How Long To Go From Acquaintances To Authentic Community?


Authentic community is the foundation for all the other purposes of the church. The more you know each other--really know each other--the easier and more effective all the other ministries of the church, from teaching to giving to evangelism.

Several aspects of the member-driven church model are designed to build this authentic community. I've posted about some of them previously. But I've not talked about how long it usually takes to build.

It usually takes about six months of sustained effort to really get a strong foundation of real relationships.

That's based on some assumptions:

1. You're meeting weekly. The more often you meet, the faster this goes--the less often, the slower.

2. You don't have any preexisting hostilities or competitions when you begin. If you do, this can take much, much longer. Normal human insecurities are challenging enough.

3. You are doing something to build community every single week. I'm talking about six months of constant community building, not a big event every four to six weeks. Regularity is more important than infrequent events--even if they're grand events.

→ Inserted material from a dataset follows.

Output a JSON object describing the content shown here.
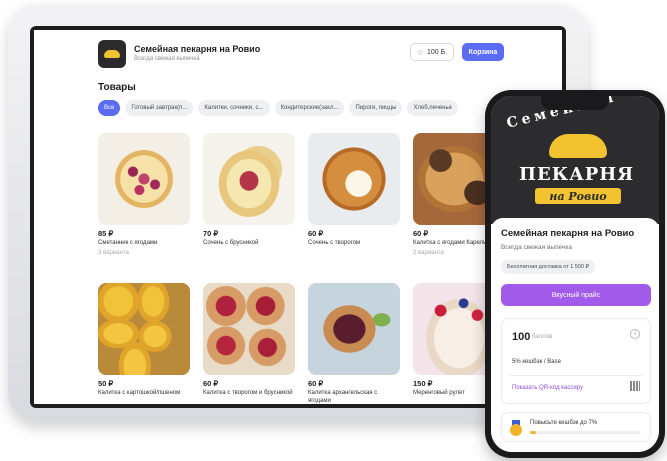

4. You don't radically change the members of the group, especially having lots of new members join. This isn't an abstract timeline. It takes that long for specific people to build trusting relationships with other, specific people. Change those people and you have start from scratch with the new people.

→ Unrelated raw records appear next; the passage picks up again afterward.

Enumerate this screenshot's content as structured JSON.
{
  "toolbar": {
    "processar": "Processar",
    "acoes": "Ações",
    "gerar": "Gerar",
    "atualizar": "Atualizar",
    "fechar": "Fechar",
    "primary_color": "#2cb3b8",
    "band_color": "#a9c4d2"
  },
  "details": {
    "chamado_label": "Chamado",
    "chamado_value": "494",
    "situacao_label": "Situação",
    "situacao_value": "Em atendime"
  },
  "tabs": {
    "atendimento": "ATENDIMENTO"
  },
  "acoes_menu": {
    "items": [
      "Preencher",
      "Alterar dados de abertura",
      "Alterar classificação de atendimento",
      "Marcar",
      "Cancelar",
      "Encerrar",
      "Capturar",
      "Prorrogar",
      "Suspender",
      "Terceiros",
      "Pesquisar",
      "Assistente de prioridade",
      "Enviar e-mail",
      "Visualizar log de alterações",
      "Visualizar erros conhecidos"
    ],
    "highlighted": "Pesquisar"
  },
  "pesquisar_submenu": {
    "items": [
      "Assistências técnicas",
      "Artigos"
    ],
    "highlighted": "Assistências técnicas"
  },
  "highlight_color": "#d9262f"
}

(Side note: once it's established, it's much easier to graft someone into a strong community. But while you're building it for the first time, new people dramatically slow it down. I'm not saying you should avoid new people, but you do need to know they impact this process.)

5. My experience is only with Americans. It may move faster--or slower--in other cultures. Can anyone with international community building experience share how it works in the other cultures you know?

Remember, this is only a generic prediction. Don't make too big a deal out of it being exactly six months with your group. I just wanted to give you something of a realistic expectation, based on my experience in several different settings for many, many years. It's not a hard, precise rule.

In fact, my final statement trumps everything I've just said: Relationship building is never efficient or predictable.